Mia und Jonas machen sich bereit zum Kampf mit den Schatten. Vergeblich, denn die Schatten verfolgen in Wahrheit ein ganz anderes Ziel. Gastautorin Silvia Drach begeistert mit einer unvermuteten Wendung.

Überdeutlich vernahm Mia das dumpfe Ticken einer Wanduhr. Ansonsten herrschte betäubende Stille. Bertram stand neben ihr und stöhnte entsetzt auf. Für ihn musste das, was sich vor seinen Augen abspielte, unerklärlich, um nicht zu sagen teuflisch sein. Mittlerweile füllten die Schatten beinahe das ganze Zimmer aus. Schlagartig wurde es düster. Die Schatten drängten sich in die Fensternischen, unter die Couch, hinter den schäbigen Wohnzimmerschrank. Mia warf einen Blick in den zersprungenen Spiegel, der schräg vor ihr an der Wand hing. Bertrams Freund Jared und Nele, das kleine Mädchen, starrten aus verzerrten Gesichtern daraus hervor.

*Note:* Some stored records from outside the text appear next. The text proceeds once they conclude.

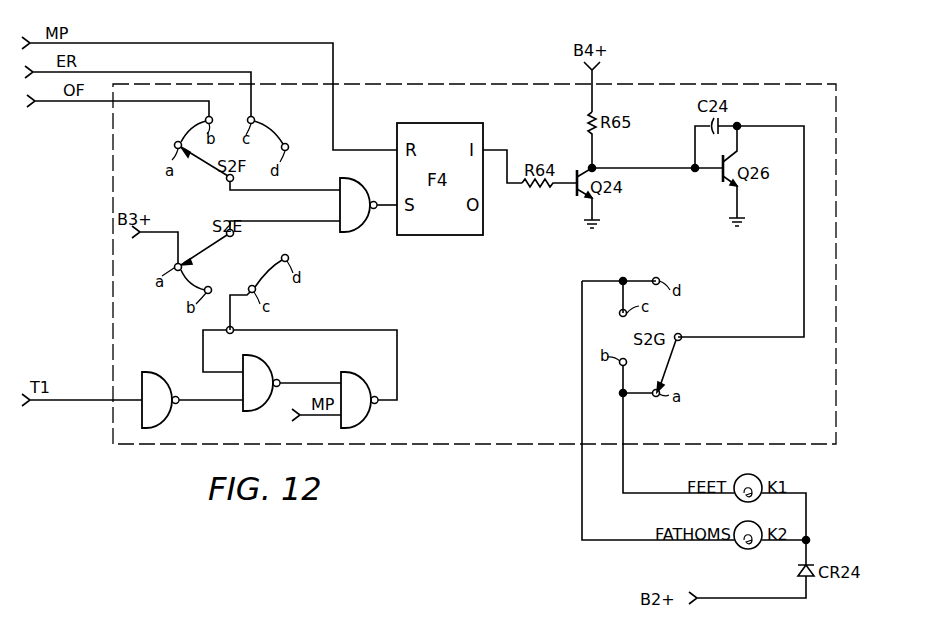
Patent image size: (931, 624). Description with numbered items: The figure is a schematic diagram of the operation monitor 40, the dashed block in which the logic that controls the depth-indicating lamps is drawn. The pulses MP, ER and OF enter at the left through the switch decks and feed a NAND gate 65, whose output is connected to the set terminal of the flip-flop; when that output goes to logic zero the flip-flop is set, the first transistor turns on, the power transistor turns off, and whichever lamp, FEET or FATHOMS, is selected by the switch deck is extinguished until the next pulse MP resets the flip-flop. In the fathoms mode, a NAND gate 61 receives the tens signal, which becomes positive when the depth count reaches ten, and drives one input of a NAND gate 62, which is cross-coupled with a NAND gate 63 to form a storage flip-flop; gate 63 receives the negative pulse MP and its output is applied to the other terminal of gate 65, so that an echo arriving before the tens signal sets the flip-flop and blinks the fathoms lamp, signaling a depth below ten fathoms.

The operation monitor 40 is at (492, 333).
The NAND gate 61 is at (162, 408).
The NAND gate 62 is at (265, 392).
The NAND gate 63 is at (363, 408).
The NAND gate 65 is at (362, 214).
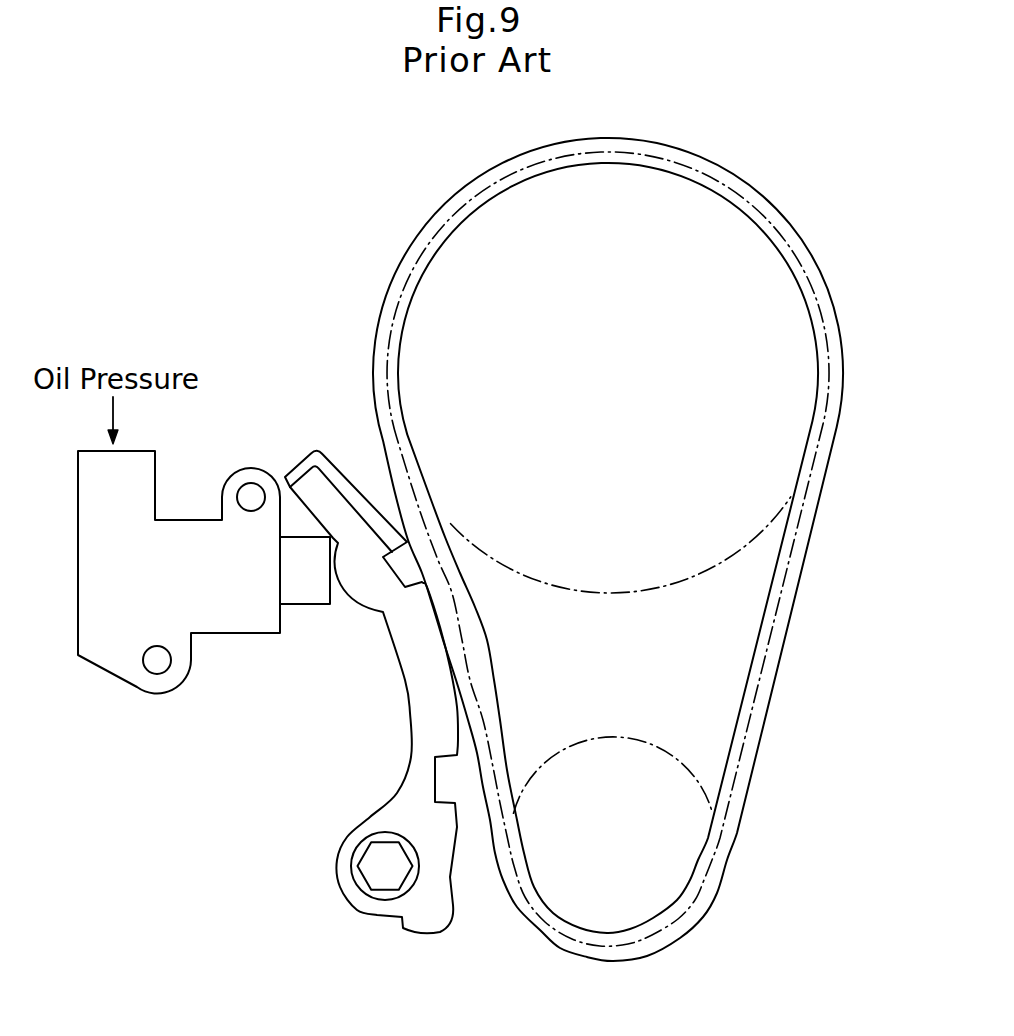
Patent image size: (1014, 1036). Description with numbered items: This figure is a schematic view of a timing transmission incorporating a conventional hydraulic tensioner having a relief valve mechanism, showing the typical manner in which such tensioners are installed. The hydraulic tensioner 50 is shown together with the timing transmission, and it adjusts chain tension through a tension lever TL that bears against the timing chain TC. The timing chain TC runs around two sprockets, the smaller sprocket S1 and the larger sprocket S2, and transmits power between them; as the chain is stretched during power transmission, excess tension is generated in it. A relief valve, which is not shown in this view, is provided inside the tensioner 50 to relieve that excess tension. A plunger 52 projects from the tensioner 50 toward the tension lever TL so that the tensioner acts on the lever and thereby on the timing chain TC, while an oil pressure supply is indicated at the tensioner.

Doch da war noch jemand – eine Frau. Sie war nicht mehr jung, aber wirkte sehr gepflegt. Ihr Blick war traurig und anklagend auf Bertram gerichtet.

Die Luft fühlte sich mit jedem Atemzug steriler, kälter, tödlicher an. Mia musste etwas tun, sofort, bevor die Schatten sie gänzlich umschlingen würden.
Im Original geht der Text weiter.